The U.S. Department of Justice, following a campus raid Tuesday by the FBI, indicted Feng "Franklin" Tao, 47, of Lawrence, with one count of wire fraud and three counts of program fraud. He worked since 2014 at KU's Center for Environmentally Beneficial Catalysis, which conducts research on sustainable technology to conserve natural resources and energy.

"Tao is alleged to have defrauded the U.S. government by unlawfully receiving federal grant money at the same time that he was employed and paid by a Chinese research university — a fact that he hid from his university and federal agencies," said John Demers, assistance attorney general for national security.

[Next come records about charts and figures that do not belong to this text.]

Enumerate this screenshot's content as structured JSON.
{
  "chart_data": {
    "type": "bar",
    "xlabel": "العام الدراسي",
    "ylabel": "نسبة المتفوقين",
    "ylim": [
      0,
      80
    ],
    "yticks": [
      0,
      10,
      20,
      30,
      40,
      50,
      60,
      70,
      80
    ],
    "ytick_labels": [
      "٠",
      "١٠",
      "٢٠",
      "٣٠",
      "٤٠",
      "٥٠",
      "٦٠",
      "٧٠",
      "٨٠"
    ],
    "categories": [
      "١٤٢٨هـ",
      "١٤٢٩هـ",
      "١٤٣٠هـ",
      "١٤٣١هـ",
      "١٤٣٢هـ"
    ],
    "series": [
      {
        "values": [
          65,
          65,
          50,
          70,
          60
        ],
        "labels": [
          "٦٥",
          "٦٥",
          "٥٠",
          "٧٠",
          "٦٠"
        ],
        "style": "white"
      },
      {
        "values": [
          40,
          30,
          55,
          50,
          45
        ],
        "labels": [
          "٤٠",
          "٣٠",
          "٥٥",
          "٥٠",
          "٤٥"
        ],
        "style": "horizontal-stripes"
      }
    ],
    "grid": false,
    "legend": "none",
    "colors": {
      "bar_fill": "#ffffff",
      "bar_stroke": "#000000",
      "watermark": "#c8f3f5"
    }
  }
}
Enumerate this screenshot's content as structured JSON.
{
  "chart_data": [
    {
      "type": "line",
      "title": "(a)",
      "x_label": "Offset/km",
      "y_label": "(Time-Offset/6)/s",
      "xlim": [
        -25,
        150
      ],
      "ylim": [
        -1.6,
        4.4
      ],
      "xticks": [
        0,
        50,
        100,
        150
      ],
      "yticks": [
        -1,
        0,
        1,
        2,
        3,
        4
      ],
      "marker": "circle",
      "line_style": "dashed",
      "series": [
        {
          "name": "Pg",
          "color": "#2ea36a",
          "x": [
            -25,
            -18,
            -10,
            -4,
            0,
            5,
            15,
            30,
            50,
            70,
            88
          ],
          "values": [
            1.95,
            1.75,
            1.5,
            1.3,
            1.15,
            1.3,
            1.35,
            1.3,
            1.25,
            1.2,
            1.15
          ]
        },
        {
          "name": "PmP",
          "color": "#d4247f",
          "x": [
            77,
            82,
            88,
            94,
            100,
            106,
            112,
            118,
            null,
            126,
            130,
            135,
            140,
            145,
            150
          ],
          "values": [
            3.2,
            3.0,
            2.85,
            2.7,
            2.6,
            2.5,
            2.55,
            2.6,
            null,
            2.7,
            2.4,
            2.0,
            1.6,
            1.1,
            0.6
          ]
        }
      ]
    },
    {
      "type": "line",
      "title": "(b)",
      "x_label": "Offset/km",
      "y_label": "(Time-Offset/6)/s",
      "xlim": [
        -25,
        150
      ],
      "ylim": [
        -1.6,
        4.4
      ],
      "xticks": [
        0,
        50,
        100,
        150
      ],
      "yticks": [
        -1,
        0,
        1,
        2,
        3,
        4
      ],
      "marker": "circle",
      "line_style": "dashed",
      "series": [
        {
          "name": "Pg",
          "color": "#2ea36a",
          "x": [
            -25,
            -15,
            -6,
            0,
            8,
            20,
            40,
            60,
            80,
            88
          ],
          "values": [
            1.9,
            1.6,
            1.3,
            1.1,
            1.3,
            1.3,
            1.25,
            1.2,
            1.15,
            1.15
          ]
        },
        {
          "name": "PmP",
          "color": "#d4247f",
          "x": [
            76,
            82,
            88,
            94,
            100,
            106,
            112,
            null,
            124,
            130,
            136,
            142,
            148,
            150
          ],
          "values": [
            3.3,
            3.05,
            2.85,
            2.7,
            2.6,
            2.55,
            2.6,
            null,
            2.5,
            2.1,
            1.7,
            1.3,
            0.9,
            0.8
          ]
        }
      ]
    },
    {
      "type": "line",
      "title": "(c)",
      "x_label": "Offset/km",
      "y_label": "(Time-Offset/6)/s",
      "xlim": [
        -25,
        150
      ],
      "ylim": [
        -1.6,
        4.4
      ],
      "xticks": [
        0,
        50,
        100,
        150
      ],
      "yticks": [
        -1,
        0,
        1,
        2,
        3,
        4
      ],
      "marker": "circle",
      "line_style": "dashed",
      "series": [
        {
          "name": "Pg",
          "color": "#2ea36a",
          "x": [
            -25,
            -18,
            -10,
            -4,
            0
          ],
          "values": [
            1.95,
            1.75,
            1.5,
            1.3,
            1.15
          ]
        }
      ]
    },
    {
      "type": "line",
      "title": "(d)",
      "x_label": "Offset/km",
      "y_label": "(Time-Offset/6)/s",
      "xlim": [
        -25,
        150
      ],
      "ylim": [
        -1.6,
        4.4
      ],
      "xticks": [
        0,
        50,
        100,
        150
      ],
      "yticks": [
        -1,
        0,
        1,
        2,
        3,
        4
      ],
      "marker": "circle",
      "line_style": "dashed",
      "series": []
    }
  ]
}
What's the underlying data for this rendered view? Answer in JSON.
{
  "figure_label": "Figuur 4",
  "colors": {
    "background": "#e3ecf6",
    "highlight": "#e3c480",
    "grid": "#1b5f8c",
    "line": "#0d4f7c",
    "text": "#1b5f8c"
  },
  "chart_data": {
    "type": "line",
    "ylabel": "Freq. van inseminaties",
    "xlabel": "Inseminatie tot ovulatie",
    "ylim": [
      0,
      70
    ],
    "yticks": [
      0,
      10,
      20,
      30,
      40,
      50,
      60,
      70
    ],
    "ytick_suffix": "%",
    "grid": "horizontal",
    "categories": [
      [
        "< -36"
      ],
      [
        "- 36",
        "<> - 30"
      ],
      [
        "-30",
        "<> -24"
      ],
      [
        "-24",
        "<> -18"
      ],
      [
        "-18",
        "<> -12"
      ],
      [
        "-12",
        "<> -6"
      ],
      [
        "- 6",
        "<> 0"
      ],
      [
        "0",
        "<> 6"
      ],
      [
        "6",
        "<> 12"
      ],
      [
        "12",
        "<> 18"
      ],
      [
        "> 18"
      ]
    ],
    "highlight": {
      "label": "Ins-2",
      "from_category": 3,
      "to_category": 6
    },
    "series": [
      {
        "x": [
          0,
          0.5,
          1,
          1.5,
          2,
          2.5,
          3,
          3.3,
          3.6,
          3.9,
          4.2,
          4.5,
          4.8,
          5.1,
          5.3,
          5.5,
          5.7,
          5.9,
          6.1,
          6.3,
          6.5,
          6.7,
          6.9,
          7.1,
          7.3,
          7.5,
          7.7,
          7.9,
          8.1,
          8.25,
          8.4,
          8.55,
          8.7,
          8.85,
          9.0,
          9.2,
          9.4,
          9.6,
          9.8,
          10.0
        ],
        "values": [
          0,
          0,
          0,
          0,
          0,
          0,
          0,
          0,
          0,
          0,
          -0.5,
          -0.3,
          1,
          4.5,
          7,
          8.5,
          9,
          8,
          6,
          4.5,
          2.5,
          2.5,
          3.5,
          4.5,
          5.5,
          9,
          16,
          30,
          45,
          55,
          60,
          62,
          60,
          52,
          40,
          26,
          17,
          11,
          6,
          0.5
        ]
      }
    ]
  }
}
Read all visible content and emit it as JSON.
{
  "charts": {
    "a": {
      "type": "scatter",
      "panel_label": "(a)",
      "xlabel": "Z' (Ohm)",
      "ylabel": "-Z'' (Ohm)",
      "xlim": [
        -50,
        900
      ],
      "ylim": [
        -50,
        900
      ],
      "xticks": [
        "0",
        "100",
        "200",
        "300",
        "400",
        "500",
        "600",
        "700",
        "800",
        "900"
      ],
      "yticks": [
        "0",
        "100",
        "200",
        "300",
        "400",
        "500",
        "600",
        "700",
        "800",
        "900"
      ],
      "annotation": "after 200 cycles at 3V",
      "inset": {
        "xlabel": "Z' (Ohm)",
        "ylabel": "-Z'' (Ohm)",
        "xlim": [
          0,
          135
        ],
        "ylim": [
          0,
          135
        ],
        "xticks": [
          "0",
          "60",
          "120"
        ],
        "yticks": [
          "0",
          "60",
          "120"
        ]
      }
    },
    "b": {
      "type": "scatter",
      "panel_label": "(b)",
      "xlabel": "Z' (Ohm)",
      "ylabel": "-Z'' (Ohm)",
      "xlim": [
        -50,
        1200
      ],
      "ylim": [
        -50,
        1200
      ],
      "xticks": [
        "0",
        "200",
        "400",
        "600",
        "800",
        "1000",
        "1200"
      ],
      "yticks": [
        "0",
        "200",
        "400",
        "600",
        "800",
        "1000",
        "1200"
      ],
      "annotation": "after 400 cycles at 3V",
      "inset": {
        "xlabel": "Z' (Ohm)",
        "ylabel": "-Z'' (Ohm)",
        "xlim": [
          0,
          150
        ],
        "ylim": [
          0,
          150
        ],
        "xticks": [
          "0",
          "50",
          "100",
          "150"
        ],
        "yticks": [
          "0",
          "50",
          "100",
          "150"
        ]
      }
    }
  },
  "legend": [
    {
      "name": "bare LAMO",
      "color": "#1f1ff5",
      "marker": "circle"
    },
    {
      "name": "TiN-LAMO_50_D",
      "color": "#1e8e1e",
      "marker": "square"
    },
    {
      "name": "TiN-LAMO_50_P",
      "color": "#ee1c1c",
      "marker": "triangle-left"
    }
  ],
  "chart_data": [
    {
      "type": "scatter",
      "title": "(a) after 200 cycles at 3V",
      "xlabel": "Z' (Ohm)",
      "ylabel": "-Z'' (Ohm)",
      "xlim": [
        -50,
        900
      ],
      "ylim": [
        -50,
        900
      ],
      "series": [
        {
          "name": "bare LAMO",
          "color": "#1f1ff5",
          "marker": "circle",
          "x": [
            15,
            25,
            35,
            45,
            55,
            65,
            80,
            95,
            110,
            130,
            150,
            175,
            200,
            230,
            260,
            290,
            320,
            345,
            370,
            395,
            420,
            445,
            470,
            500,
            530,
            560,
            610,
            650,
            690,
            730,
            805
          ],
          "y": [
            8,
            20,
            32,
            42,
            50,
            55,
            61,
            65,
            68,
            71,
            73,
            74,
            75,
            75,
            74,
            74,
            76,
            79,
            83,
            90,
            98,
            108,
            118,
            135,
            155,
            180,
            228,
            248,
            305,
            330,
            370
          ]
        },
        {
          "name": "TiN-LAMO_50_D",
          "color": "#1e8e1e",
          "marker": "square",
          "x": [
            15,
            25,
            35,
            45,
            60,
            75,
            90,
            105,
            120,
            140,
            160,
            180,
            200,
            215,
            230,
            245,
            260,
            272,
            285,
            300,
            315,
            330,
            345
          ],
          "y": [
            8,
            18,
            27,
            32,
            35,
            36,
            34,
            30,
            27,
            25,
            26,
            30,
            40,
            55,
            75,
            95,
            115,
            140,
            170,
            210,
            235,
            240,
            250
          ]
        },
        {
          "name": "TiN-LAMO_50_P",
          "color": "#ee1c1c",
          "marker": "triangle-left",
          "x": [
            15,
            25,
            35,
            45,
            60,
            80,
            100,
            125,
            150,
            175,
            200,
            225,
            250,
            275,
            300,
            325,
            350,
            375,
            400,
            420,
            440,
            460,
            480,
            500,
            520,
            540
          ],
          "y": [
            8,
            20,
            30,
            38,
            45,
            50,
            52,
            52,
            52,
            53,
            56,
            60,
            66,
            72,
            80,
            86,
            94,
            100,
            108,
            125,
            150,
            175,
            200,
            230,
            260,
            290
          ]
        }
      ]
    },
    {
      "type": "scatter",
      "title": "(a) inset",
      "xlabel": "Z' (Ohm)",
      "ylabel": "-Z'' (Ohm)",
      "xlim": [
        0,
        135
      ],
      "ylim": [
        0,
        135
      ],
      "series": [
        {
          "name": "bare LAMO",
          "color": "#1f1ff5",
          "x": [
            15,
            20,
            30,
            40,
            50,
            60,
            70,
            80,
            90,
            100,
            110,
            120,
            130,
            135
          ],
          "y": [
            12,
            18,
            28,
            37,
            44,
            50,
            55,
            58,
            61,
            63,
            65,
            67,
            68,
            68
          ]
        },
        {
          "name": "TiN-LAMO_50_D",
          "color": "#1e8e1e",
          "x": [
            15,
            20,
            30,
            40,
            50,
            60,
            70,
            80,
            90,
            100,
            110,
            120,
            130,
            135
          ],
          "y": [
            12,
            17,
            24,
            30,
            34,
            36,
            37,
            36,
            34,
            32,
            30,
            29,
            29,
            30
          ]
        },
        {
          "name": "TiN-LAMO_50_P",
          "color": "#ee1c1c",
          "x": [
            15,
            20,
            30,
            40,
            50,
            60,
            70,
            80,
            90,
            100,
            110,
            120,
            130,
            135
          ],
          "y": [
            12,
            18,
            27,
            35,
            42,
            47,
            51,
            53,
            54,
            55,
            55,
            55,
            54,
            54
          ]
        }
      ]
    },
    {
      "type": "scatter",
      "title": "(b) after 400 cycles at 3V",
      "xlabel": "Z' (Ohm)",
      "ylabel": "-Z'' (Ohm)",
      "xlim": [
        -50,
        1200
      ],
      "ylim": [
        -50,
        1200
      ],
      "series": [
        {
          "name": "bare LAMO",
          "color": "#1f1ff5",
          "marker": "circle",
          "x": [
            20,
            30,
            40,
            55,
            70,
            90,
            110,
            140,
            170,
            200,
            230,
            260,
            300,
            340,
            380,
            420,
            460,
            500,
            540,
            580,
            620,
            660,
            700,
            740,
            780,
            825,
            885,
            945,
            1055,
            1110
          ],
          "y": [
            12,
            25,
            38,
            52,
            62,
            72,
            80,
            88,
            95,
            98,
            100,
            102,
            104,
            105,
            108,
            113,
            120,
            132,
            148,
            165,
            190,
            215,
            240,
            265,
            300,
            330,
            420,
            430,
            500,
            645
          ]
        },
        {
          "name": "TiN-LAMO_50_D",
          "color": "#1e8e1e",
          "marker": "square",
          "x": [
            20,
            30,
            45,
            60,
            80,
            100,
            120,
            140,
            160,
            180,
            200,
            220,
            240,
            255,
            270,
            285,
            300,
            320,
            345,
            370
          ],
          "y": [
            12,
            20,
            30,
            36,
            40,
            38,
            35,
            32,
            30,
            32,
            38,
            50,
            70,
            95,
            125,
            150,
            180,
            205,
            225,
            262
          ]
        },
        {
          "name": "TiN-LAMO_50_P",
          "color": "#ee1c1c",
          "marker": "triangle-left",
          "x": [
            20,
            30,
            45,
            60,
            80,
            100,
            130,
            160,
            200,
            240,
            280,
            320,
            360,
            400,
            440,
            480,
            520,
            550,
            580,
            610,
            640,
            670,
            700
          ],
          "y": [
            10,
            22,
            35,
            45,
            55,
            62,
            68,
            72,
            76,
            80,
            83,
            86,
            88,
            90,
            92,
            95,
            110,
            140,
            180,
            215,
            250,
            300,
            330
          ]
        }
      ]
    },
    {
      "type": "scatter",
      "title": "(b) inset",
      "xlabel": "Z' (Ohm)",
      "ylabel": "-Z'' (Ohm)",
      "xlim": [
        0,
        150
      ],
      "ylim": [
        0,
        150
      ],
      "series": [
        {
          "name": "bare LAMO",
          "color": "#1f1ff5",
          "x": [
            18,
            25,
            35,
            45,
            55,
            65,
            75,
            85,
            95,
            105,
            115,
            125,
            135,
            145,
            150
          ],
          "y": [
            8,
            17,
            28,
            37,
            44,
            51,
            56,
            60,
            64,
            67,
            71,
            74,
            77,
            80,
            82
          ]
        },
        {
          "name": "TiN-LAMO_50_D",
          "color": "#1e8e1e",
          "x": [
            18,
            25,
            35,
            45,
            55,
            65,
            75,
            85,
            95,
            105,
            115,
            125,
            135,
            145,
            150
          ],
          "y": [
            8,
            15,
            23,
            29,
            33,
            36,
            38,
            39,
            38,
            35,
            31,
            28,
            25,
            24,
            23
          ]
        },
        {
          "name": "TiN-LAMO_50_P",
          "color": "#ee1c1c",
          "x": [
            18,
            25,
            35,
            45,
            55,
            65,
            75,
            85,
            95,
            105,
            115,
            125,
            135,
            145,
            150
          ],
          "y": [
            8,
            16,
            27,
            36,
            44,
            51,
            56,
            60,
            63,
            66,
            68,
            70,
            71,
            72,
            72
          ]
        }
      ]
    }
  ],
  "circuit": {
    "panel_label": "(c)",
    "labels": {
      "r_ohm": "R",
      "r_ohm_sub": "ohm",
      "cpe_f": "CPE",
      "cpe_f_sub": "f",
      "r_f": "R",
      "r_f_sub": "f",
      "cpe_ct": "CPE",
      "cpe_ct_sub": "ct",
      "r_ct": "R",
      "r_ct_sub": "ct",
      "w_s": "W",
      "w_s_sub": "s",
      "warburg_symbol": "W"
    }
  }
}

Demers said federal law and university policy required potential conflicts of commitment by a researcher to be disclosed.

KU Chancellor Doug Girod said the university learned of potential criminal activity in the spring and reported it to authorities. He said the university had cooperated with the ongoing federal investigation.

"We take these allegations very seriously," Girod said. "We have placed the faculty member on paid administrative leave. Given that this is a personnel matter and an ongoing criminal investigation, we are not able to share additional details."

The Department of Justice said the indictment alleged Tao signed a five-year contract in May 2018 with Fuzhou University in China designating him as a Changjiang scholar distinguished professor. The contract required him to be a full-time employee of the Chinese university. While Tao was under contract with Fuzhou University, he was conducting research at KU funded through two U.S. Department of Energy contracts and four National Science Foundation contracts.

In Tao's annual conflict-of-interest report, federal prosecutors said, he falsely claimed to have no conflict of interest. The indictment alleged Tao fraudulently received $37,000 in salary paid for by the Department of Energy and the National Science Foundation. He's a member of the chemical and petroleum engineering department at KU.

Tao is scheduled to make an initial appearance Friday in U.S. District Court in Kansas City, Kan. If convicted, he faces up to 20 years in federal prison and a fine up to $250,000 on the wire fraud count, and up to 10 years and a fine up to $250,000 on each of the program fraud counts.

In a statement, the KU chancellor said the university was committed to collaborative work with researchers from other nations in the pursuit of scientific knowledge.

"At the same time, we also have been reminded of the importance of collaborating with federal law enforcement agencies," Girod said. "We remain vigilant in our own internal efforts to maintain the integrity and security of our research, including the research we undertake on behalf of federal research granting agencies and, ultimately, U.S. taxpayers."